FIFA 20 is a perfect example of this with its new Volta mode. Essentially a return of FIFA Street – which last saw a release in 2012 – this game mode will not only have a more arcade-y feel, but will also ease new players into FIFA thanks to less stringent rules and regulations.
And, because we haven't played much in the way of sports games – full disclosure – we got a chance to get some hands-on time of the new Volta mode at Gamescom 2019. And, well, it does work to acquaint new players with the series.
Kicking the ball around
When we first sat down in front of FIFA 20, we were a bit apprehensive, as this editor hadn't touched a sports game in more than a decade. We picked up the controller and ran around a bit, controlling a random player. It was a bit embarassing.

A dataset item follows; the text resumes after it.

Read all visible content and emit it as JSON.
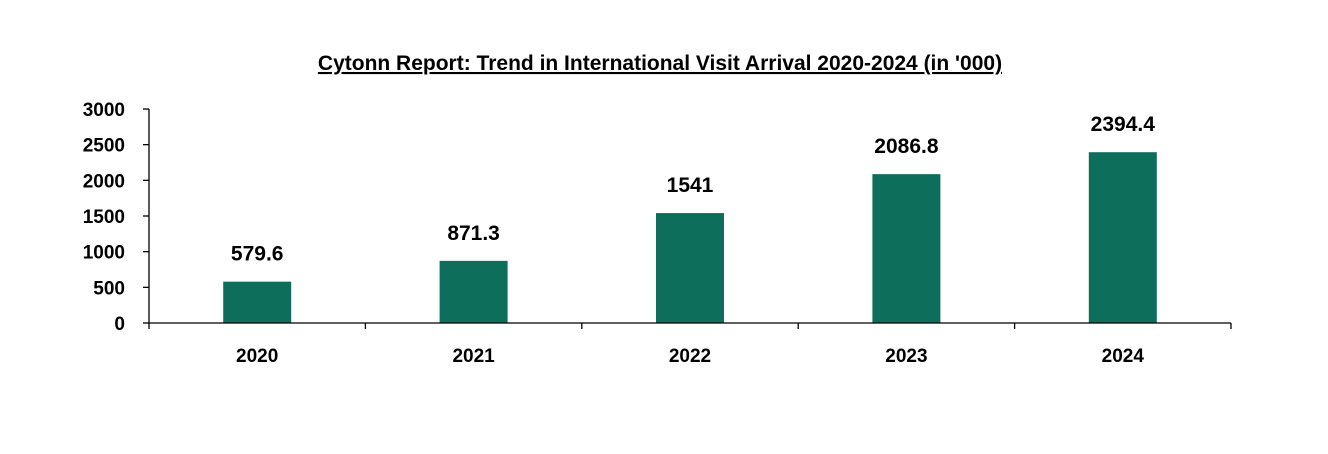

However, after a short period of making a mockery of the game, we were directed to the Volta mode, which we were told is perfect for newcomers. And, well, it absolutely is.
When we started the story mode in Volta, we initially played a match against some bots that had the difficulty turned all the way up for some reason. Obviously, we didn't score a single goal. After that was over however, it took us into some tutorials that showed us how the game was played – seems we were meant to lose, or were at least not expected to win.
After some extensive training, we went into another match against AI opponents, this time on a much lower difficulty setting, and were able to easily win. And, because Volta is the street variant of FIFA, the game was played on a small field with walls, with teams of four – rather than a regulation-sized field with a full 11 player team.
It seems like Volta will not only be the place for new players to grow into the game, but also where to find some narrative. However, Volta won't be the only place you can find some single-player action in the game.
Building a career
Now, we didn't get hands-on time with the new career mode, but we were able to sit and talk about the changes that are coming to the most popular mode in FIFA.
In FIFA 20, there's going to be more of a focus on your role of a team manager. Throughout your career, your skill as a manager will be reflected in the morale of your players, and they'll either grow or deteriorate with your performance.
For instance, you will have to participate in press conferences, where you'll have to answer questions about your team and players. Your answers to these questions, and your performance in these press conferences will affect the morale of your players, which will in turn affect how their stats grow throughout your career.
For all intents and purposes, FIFA 20 seems like so much more than 'just another FIFA game'. The updated roster is there, but you're also getting a robust and separate campaign in FIFA 20 Volta, and a more robust career mode. There are definitely people who will buy this game no matter what, but it might be a great entry point if you've been curious about jumping into the football franchise.
However, the inclusion of a story mode likely won't sway you if you're not a huge fan of sports already. But, the fact that it is so welcoming to new players is a great sign, and we're definitely here for it.